KSHV 2.0: A Comprehensive Annotation of the Kaposi's Sarcoma-Associated Herpesvirus Genome Using Next-Generation Sequencing Reveals Novel Genomic and Functional Features

• Published in: PLoS pathogens Vol. 10; no. 1; p. e1003847
• Main Authors: Arias, Carolina, Weisburd, Ben, Stern-Ginossar, Noam, Mercier, Alexandre, Madrid, Alexis S., Bellare, Priya, Holdorf, Meghan, Weissman, Jonathan S., Ganem, Don
• Format: Journal Article
• Language: English
• Published: United States Public Library of Science 01.01.2014; Public Library of Science (PLoS)

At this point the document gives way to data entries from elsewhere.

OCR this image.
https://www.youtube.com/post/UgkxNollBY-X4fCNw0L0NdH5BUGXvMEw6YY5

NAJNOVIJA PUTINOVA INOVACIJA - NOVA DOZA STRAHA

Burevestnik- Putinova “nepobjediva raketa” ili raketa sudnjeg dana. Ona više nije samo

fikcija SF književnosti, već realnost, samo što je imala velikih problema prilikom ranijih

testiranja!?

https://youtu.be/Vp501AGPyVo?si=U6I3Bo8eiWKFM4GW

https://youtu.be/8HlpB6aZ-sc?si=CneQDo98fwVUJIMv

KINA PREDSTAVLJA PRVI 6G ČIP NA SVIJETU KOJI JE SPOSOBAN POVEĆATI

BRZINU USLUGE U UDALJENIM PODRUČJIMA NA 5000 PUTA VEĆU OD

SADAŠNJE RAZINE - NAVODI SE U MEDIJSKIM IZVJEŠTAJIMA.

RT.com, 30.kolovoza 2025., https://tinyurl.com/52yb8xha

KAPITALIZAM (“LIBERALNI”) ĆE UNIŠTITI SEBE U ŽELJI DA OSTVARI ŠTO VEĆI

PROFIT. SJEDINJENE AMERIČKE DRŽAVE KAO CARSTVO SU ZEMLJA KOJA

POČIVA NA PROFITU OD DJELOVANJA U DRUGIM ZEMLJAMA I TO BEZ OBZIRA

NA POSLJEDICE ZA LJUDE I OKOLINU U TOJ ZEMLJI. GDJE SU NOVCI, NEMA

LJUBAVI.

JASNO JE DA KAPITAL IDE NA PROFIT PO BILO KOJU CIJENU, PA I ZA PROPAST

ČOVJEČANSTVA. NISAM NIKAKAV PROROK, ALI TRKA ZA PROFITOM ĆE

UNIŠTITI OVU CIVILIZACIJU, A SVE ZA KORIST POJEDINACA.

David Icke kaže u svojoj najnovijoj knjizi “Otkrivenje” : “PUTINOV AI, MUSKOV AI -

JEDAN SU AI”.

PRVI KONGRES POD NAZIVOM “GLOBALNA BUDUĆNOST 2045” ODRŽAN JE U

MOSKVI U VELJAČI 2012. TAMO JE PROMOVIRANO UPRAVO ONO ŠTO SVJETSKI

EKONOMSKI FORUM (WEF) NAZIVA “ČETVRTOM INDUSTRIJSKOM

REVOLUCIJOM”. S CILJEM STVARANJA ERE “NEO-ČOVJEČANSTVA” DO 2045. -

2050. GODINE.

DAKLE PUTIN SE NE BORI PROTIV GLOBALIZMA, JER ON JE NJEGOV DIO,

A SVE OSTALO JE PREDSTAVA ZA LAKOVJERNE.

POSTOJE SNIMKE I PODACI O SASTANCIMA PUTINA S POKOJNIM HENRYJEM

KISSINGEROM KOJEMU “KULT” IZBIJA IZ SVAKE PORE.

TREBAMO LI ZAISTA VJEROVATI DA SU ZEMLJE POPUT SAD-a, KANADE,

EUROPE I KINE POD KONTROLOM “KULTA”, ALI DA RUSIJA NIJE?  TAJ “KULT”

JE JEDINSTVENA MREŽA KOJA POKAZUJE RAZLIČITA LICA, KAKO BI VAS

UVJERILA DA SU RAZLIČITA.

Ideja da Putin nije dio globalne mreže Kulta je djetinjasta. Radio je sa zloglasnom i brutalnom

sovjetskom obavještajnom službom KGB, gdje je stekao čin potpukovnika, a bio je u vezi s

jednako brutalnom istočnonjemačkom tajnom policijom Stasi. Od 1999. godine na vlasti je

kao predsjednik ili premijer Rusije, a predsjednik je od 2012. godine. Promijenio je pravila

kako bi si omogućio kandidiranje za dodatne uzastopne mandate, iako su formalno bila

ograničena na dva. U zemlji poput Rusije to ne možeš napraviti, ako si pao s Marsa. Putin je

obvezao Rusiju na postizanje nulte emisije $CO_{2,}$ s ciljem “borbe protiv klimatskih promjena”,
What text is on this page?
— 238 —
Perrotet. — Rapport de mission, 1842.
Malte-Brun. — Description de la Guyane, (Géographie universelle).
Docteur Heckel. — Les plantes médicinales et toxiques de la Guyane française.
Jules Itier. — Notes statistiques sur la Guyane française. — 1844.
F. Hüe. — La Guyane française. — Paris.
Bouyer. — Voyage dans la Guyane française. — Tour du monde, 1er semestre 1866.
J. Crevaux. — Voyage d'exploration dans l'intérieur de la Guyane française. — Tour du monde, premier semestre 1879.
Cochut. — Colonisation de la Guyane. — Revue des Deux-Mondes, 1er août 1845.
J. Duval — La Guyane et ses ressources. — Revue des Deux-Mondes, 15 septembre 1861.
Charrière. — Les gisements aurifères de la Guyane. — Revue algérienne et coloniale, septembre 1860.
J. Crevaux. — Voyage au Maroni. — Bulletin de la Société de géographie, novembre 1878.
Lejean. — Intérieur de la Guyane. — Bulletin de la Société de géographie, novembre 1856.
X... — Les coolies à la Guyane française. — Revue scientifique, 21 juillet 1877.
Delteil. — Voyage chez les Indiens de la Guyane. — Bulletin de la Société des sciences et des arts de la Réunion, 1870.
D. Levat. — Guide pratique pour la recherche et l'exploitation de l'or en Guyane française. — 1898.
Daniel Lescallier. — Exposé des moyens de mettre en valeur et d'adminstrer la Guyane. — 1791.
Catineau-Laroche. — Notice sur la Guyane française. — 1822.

• Subjects: Architecture; Biology; Cell Line; Deoxyribonucleic acid; DNA; Editing; Gene expression; Gene Expression Regulation, Viral - genetics; Genetic aspects; Genetic research; Genetic transcription; Genome, Viral; Genomes; Genomics; Health aspects; Herpesvirus 8, Human - genetics; High-Throughput Nucleotide Sequencing; Human herpesvirus 8; Humans; Infections; Kaposis sarcoma; Messenger RNA; Microbiological research; Open Reading Frames; Reading; RNA sequencing; RNA, Untranslated - genetics; RNA, Viral - genetics; United States
• ISSN: 1553-7374; 1553-7366; 1553-7374
• DOI: 10.1371/journal.ppat.1003847

Productive herpesvirus infection requires a profound, time-controlled remodeling of the viral transcriptome and proteome. To gain insights into the genomic architecture and gene expression control in Kaposi's sarcoma-associated herpesvirus (KSHV), we performed a systematic genome-wide survey of viral transcriptional and translational activity throughout the lytic cycle. Using mRNA-sequencing and ribosome profiling, we found that transcripts encoding lytic genes are promptly bound by ribosomes upon lytic reactivation, suggesting their regulation is mainly transcriptional. Our approach also uncovered new genomic features such as ribosome occupancy of viral non-coding RNAs, numerous upstream and small open reading frames (ORFs), and unusual strategies to expand the virus coding repertoire that include alternative splicing, dynamic viral mRNA editing, and the use of alternative translation initiation codons. Furthermore, we provide a refined and expanded annotation of transcription start sites, polyadenylation sites, splice junctions, and initiation/termination codons of known and new viral features in the KSHV genomic space which we have termed KSHV 2.0. Our results represent a comprehensive genome-scale image of gene regulation during lytic KSHV infection that substantially expands our understanding of the genomic architecture and coding capacity of the virus.